Fennel is another good match for orange, and a fennel-mandarin rub would give you a fantastic flavoring for white fish, tuna, shellfish, salmon, pork, chicken or pretty much anything involving tomatoes. Seafood stew with tomato, fennel and orange? Oh, be still my beating heart.

Rosemary-Mandarin Orange Spice Rub (Psst…in a cute jar, this would make a great Christmas gift!)

This is just like the rosemary salt from back in March, but with mandarin peel. To make a fennel rub, just substitute 1/4 cup sweet fennel seeds for the rosemary. Chefs are into iteration. We love adaptable!

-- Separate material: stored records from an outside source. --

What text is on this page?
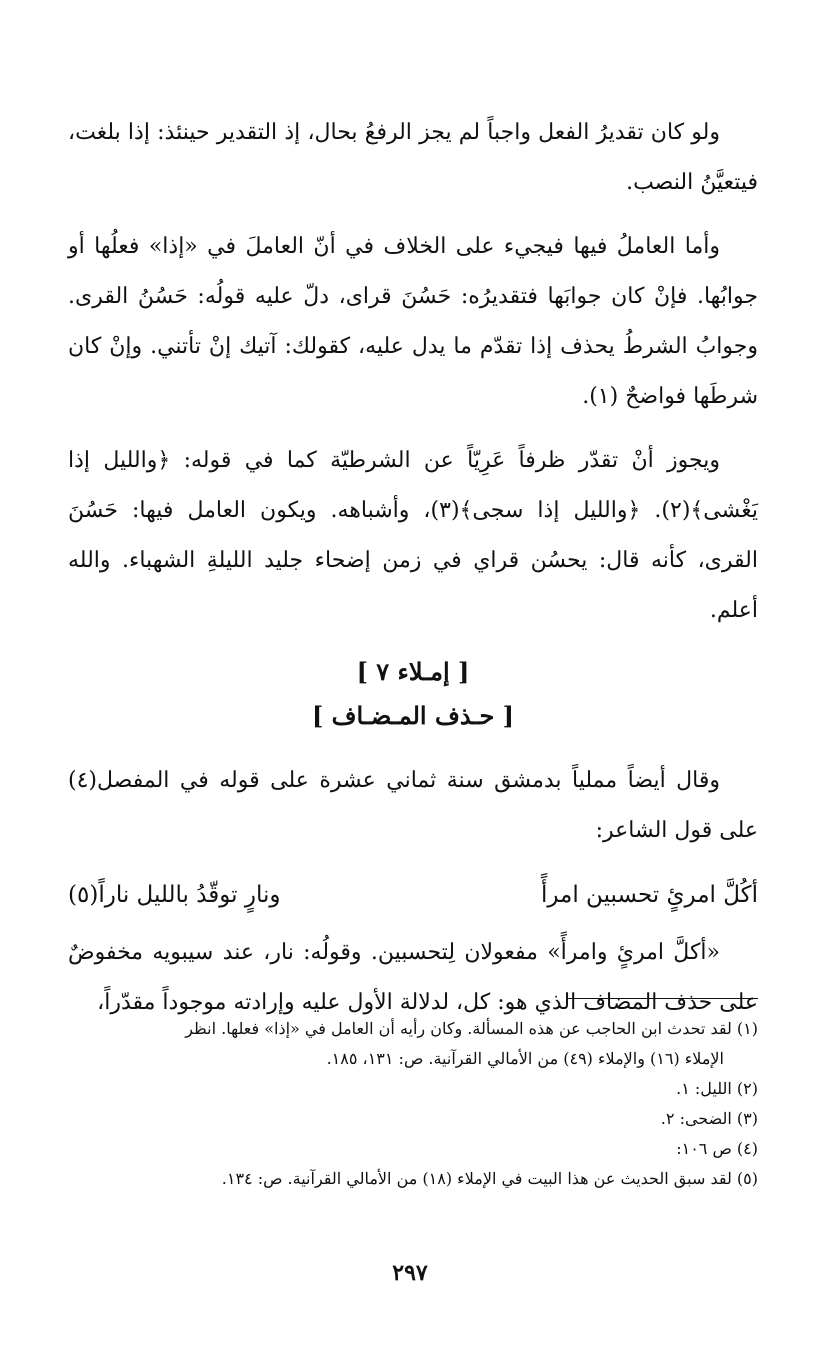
ولو كان تقديرُ الفعل واجباً لم يجز الرفعُ بحال، إذ التقدير حينئذ: إذا بلغت، فيتعيَّنُ النصب.

وأما العاملُ فيها فيجيء على الخلاف في أنّ العاملَ في «إذا» فعلُها أو جوابُها. فإنْ كان جوابَها فتقديرُه: حَسُنَ قراى، دلّ عليه قولُه: حَسُنُ القرى. وجوابُ الشرطُ يحذف إذا تقدّم ما يدل عليه، كقولك: آتيك إنْ تأتني. وإنْ كان شرطَها فواضحٌ (١).

ويجوز أنْ تقدّر ظرفاً عَرِيّاً عن الشرطيّة كما في قوله: ﴿والليل إذا يَغْشى﴾(٢). ﴿والليل إذا سجى﴾(٣)، وأشباهه. ويكون العامل فيها: حَسُنَ القرى، كأنه قال: يحسُن قراي في زمن إضحاء جليد الليلةِ الشهباء. والله أعلم.

[ إمـلاء ٧ ]
[ حـذف المـضـاف ]

وقال أيضاً مملياً بدمشق سنة ثماني عشرة على قوله في المفصل(٤) على قول الشاعر:

أكُلَّ امرئٍ تحسبين امرأً
ونارٍ توقّدُ بالليل ناراً(٥)

«أكلَّ امرئٍ وامرأً» مفعولان لِتحسبين. وقولُه: نار، عند سيبويه مخفوضٌ على حذف المضاف الذي هو: كل، لدلالة الأول عليه وإرادته موجوداً مقدّراً،

(١) لقد تحدث ابن الحاجب عن هذه المسألة. وكان رأيه أن العامل في «إذا» فعلها. انظر
الإملاء (١٦) والإملاء (٤٩) من الأمالي القرآنية. ص: ١٣١، ١٨٥.
(٢) الليل: ١.
(٣) الضحى: ٢.
(٤) ص ١٠٦:
(٥) لقد سبق الحديث عن هذا البيت في الإملاء (١٨) من الأمالي القرآنية. ص: ١٣٤.
٢٩٧
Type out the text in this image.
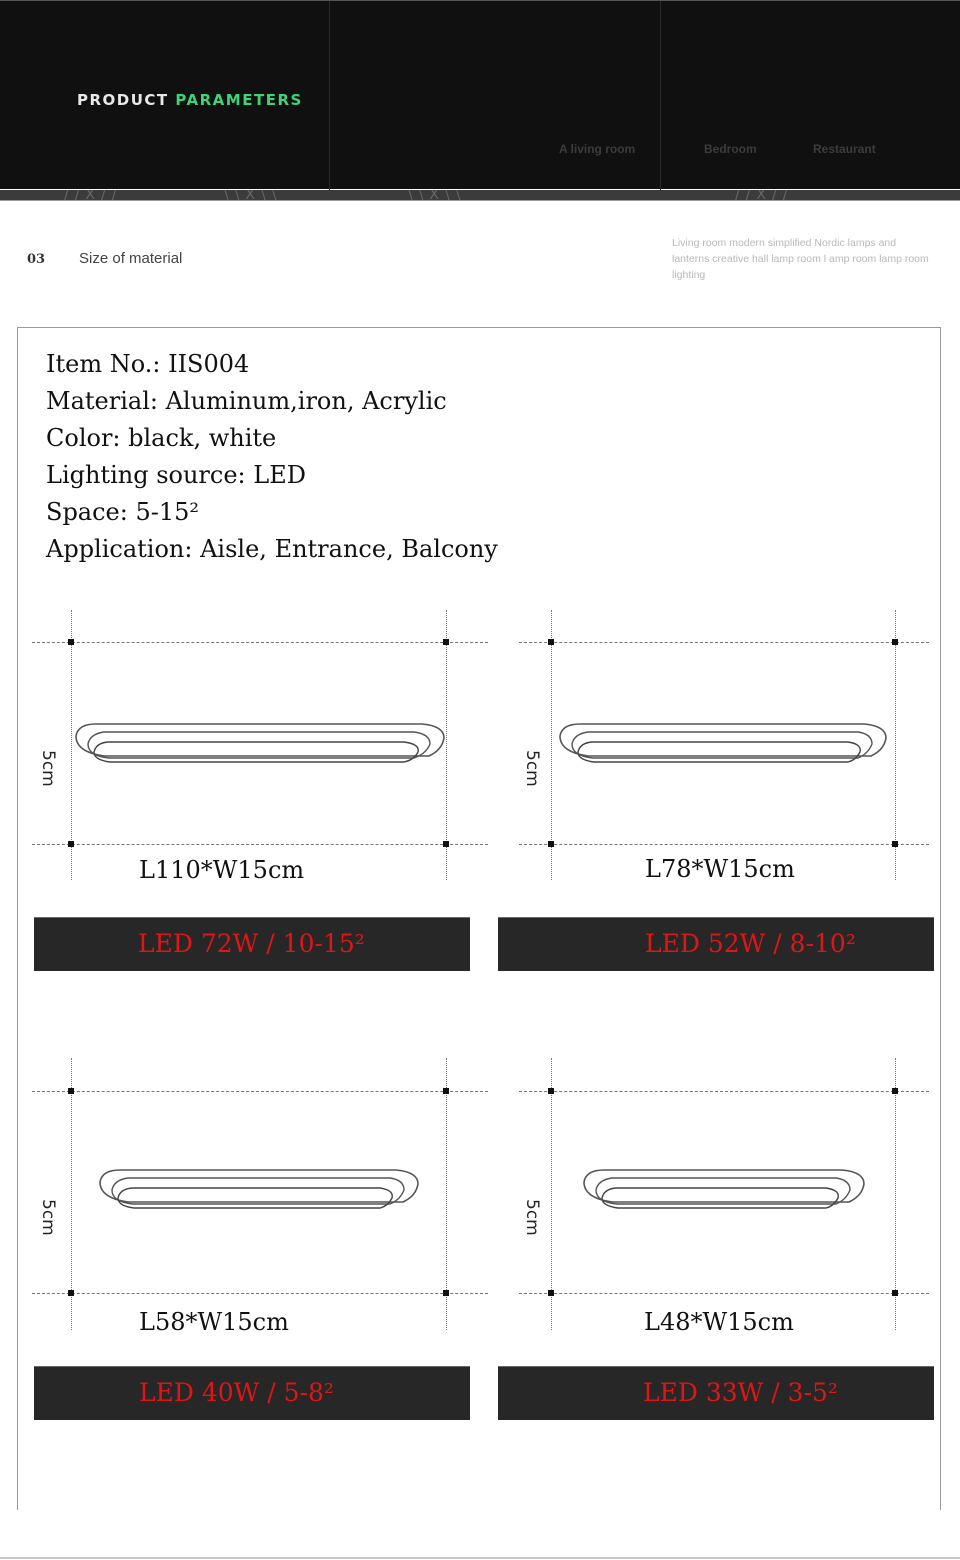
PRODUCT PARAMETERS
A living room	Bedroom	Restaurant
//X//	\\X\\	\\X\\	//X//
03 Size of material
Living room modern simplified Nordic lamps and lanterns creative hall lamp room l amp room lamp room lighting
Item No.: IIS004
Material: Aluminum,iron, Acrylic
Color: black, white
Lighting source: LED
Space: 5-15²
Application: Aisle, Entrance, Balcony
5cm
L110*W15cm
LED 72W / 10-15²
5cm
L78*W15cm
LED 52W / 8-10²
5cm
L58*W15cm
LED 40W / 5-8²
5cm
L48*W15cm
LED 33W / 3-5²
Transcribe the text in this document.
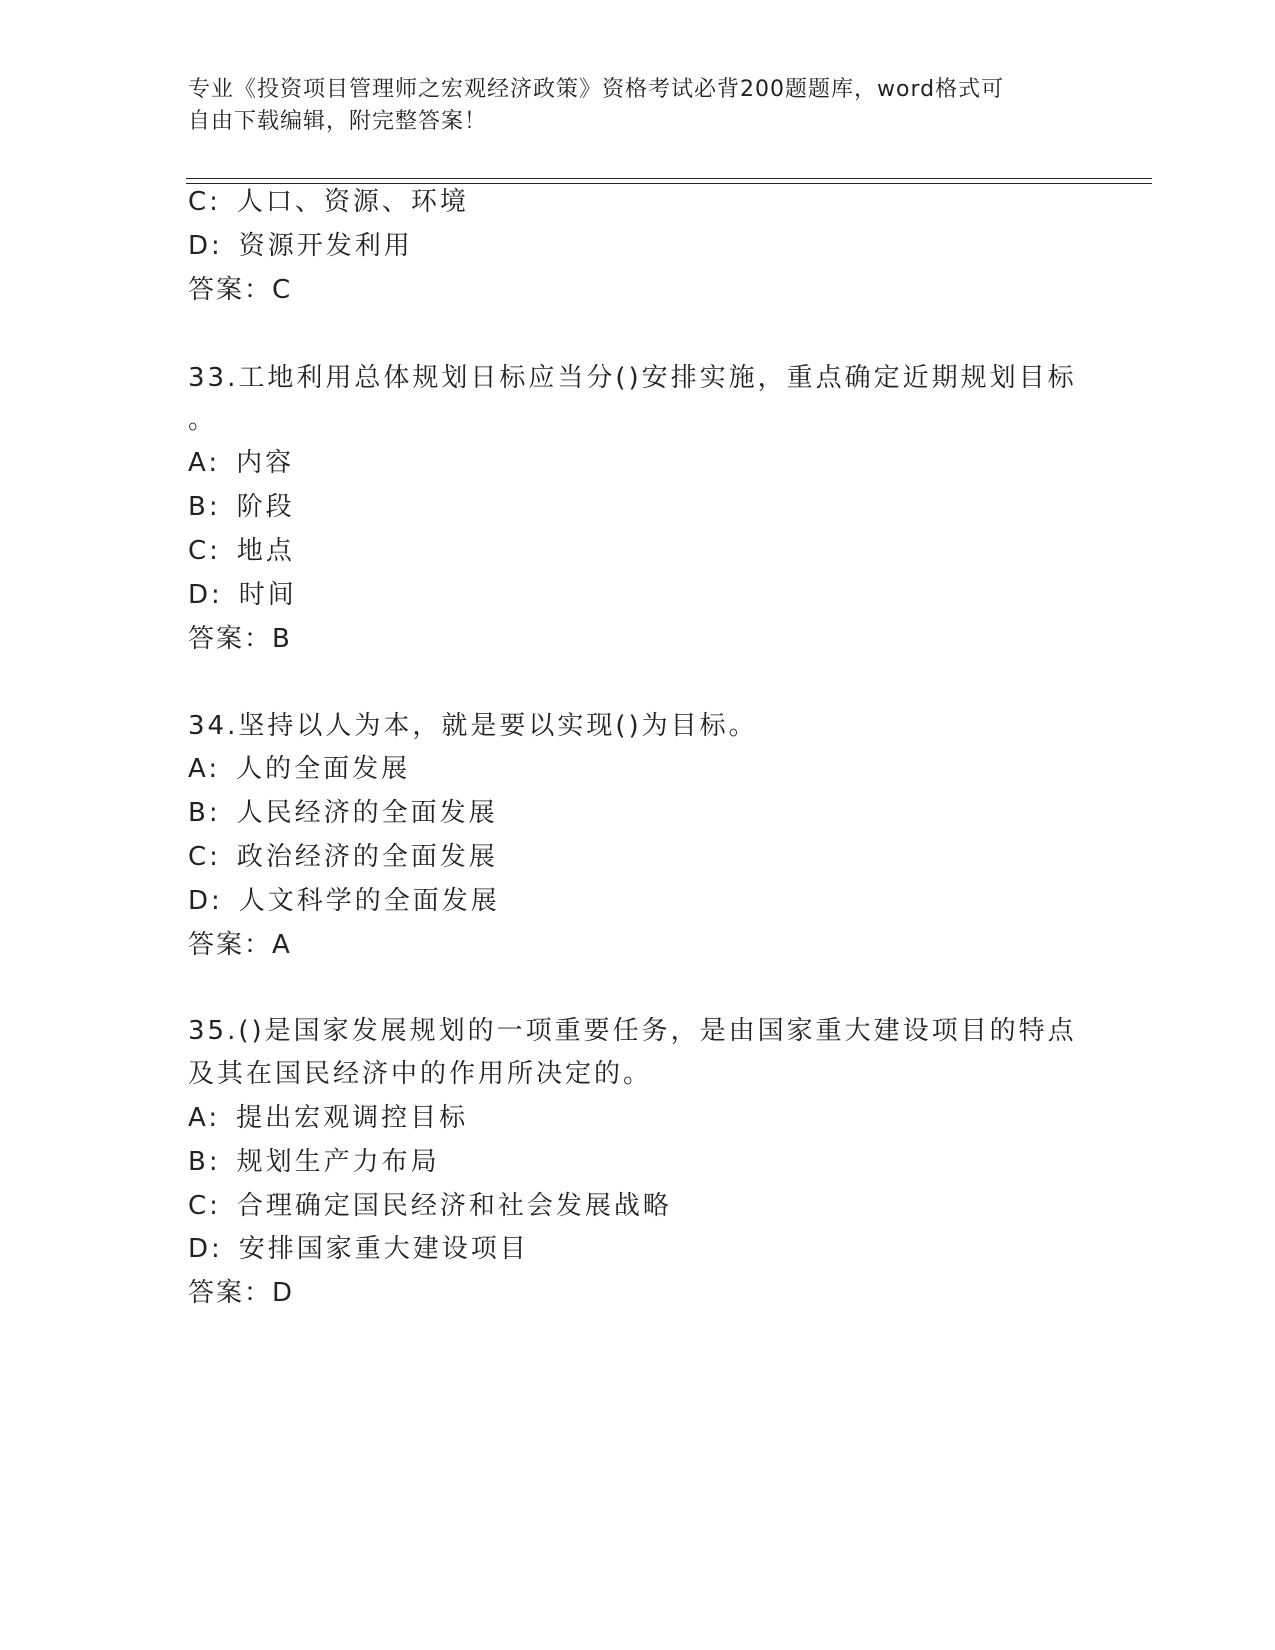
专业《投资项目管理师之宏观经济政策》资格考试必背200题题库，word格式可
自由下载编辑，附完整答案！
C: 人口、资源、环境
D: 资源开发利用
答案：C
33.工地利用总体规划日标应当分()安排实施，重点确定近期规划目标
。
A: 内容
B: 阶段
C: 地点
D: 时间
答案：B
34.坚持以人为本，就是要以实现()为目标。
A: 人的全面发展
B: 人民经济的全面发展
C: 政治经济的全面发展
D: 人文科学的全面发展
答案：A
35.()是国家发展规划的一项重要任务，是由国家重大建设项目的特点
及其在国民经济中的作用所决定的。
A: 提出宏观调控目标
B: 规划生产力布局
C: 合理确定国民经济和社会发展战略
D: 安排国家重大建设项目
答案：D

§  2, 5″ long sprigs fresh or dried rosemary, stripped from the stem
§  3-4 large pieces dried mandarin orange peel
§  1/4 cup kosher or coarse sea salt (it will be fine ground by the time you are through with it)
§  1-2 tbsp. whole black peppercorns, to taste

Combine all ingredients in a mini-food processorCuisinart, etc. I use the chopper attachment to my stick blender. Blend until the orange peel, rosemary and peppercorns are chopped into itty bitty pieces.
Just throw it all in there. It’ll be fine.

Still way too chunky, but maybe nice for a potpourri?

Perfect! Use for sprinkling on anything that needs fantastic flavor.

If you want to go sweet instead of savory, ground peel can be added to baked goods like cakesbiscotti or orange cheesecake. If a recipe calls for fresh peel, just use 1/4 – 1/2 the quantity of dried peel, depending on how orangey you like things.

As long as you’re making biscotti, you might as well drop a piece of peel into your favorite tea - now you’ve got the orange version. A cup of Mandarin Earl Grey and a chocolate mandarin biscotti? If you can get the kids to leave you alone for ten minutes, that’s a mini vacation in a cup and on a saucer.

If you get your hands on some of those thicker-skinned mandarins instead of the ultra-thin skinned varieties that seem more common now, and if you’re feeling really festive, you could candy the peels instead of drying them. If you do that, you’re just a few steps away from a totally homemade fruitcake!

Endless options – what do you do with your citrus peels?